America’s real estate market has faced significant challenges since the 2008 recession. Record numbers of people have lost their homes to foreclosure, and even more people have found themselves hanging onto properties worth less than they owe on their mortgages. Although it’s a terrible time to be a seller, it’s a great time to be a buyer. It’s also a great time to start constructing a new house.
One of the smartest ways to ease the cost of homeownership is to build a duplex or multi-family residence. Lower construction and land costs, higher rents, and a larger pool of renters make it a good time to build multi-family homes. Building a multi-family home is about more than finding perfect house plans. It’s about enjoying the financial advantages that real estate investment has to offer. If you have the temperament and resources to be a landlord, capitalize now to take advantage of the slumping real estate market.
Making the Investment
How you pay for your multi-family home depends on how you plan to use the property. If you want to build the house and live elsewhere, then you’ll have to stick with conventional financing. Alternatively, if you plan to make it your primary residence, then you can choose between either conventional financing or other options, including FHA and VA loans. FHA and VA loans require far lower down payments than conventional financing. A conventional loan would require at least a 20-percent down payment, but an FHA loan requires only a 3.5-percent down payment.
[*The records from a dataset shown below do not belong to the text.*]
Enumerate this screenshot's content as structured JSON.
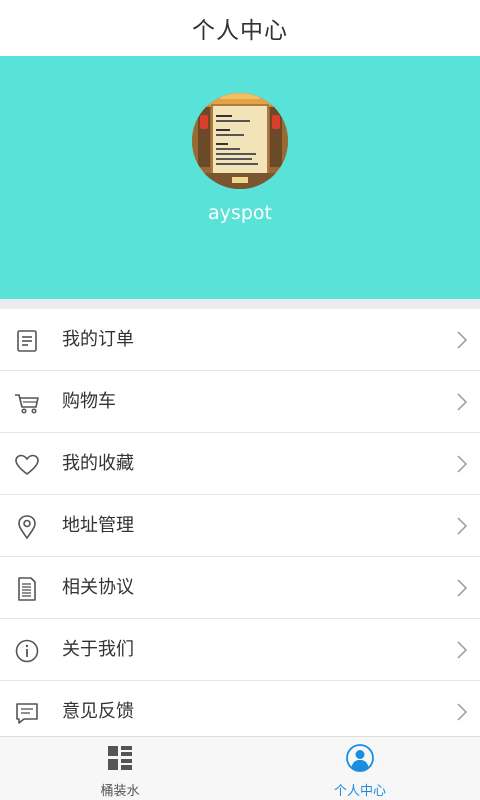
{
  "header": {
    "title": "个人中心"
  },
  "profile": {
    "username": "ayspot"
  },
  "menu": {
    "items": [
      {
        "label": "我的订单",
        "icon": "order-list-icon"
      },
      {
        "label": "购物车",
        "icon": "shopping-cart-icon"
      },
      {
        "label": "我的收藏",
        "icon": "heart-icon"
      },
      {
        "label": "地址管理",
        "icon": "location-pin-icon"
      },
      {
        "label": "相关协议",
        "icon": "document-icon"
      },
      {
        "label": "关于我们",
        "icon": "info-icon"
      },
      {
        "label": "意见反馈",
        "icon": "chat-bubble-icon"
      }
    ]
  },
  "tabbar": {
    "tabs": [
      {
        "label": "桶装水",
        "icon": "grid-list-icon",
        "active": false
      },
      {
        "label": "个人中心",
        "icon": "user-profile-icon",
        "active": true
      }
    ],
    "active_color": "#1a8ee0",
    "inactive_color": "#555555"
  },
  "colors": {
    "header_bg": "#59e2d8",
    "divider": "#e6e6e6"
  }
}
The main disadvantage of FHA and VA loans is that they come with borrowing limits. Depending on the part of the country in which you build, your borrowing maximum might be less with FHA or VA loans. Also, Fannie Mae and Freddie Mac might expect FHA and VA borrowers to have a certain amount of cash reserves. For example, some FHA loans require borrowers to have three months worth of mortgage payments in reserve.
Building Your Multi-Family
While you’re searching for multi-family house plans, keep these considerations in mind:
- Land dimensions. In addition to discussing certain requirements with your local building department, including distance from your building to the borders of adjacent lots, consider how much room you need to reserve for tenant needs including parking. You might have to pave some extra space on your land or build a large, multi-door garage, so choose your house plan accordingly.
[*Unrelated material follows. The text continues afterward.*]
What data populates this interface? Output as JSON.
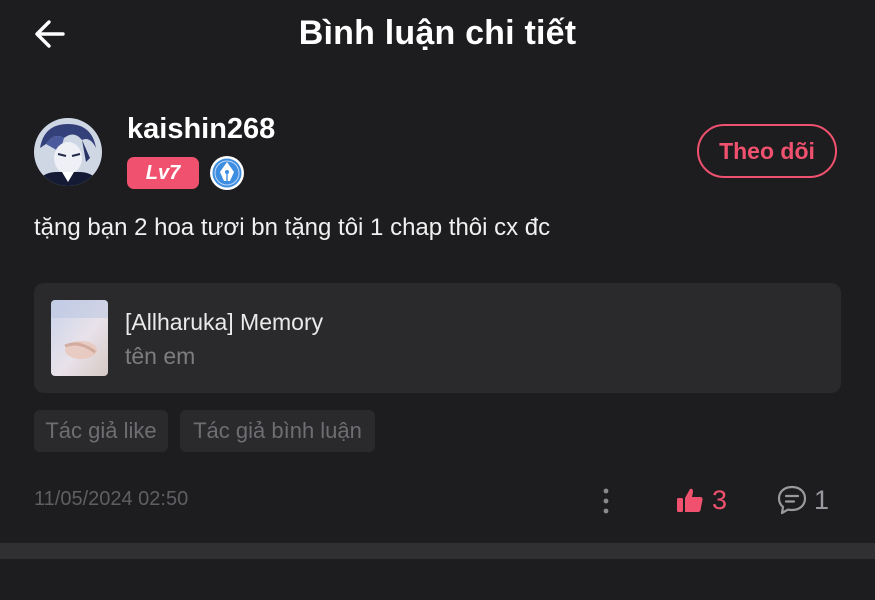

- Interior space. Building units that are cramped or poorly laid out will mean fewer interested renters and potentially lower rents. Make sure to build the kind of units that you would want to occupy.
- Amenities. Avoid skimping on amenities that can lead to increased rents. For example, putting a dishwasher in every unit is a low-cost but effective way to make your dwelling more attractive to renters. You’ll also want to make sure that you get the best quality basics, like mailboxes from NationalMailboxes.com.
- Good materials. It’s tempting to spend as little upfront as possible on your multi-family construction. However, keep in mind that investing in good materials now could mean fewer renovation and maintenance expenses later.
Figuring Out Taxes
Owning investment property provides many lucrative tax advantages. Essentially, you’ll set up your property investment almost like a business. You count the rents you collect as income, but everything else is deductible from rental income including improvements, repairs, maintenance costs, marketing costs, property tax, and other related expenses. You can also claim depreciation, which deducts from your rental income. Work with an accountant to learn how owning investment property could actually lower your tax obligations.
Additionally, owning a multi-family property shelters your profit from selling your property. If you sell your property for less than its depreciated value, then you typically pay capital gains tax and Section 1250 recapture tax on any accumulated depreciation. However, if you use the proceeds from the sale to purchase a new investment property, you can use a 1031 exchange to carry the basis forward when you pay for your new property. You never pay taxes on the proceeds until you cash out of the real estate investment business.
Making It Happen
Throughout the process, work with people who have experience in multi-family issues. Your team of builders, realtors, accountants, property managers, and other professionals should have experience in designing multi-family house plans, building and managing multi-family construction, and completing transactions related to multi-family investments.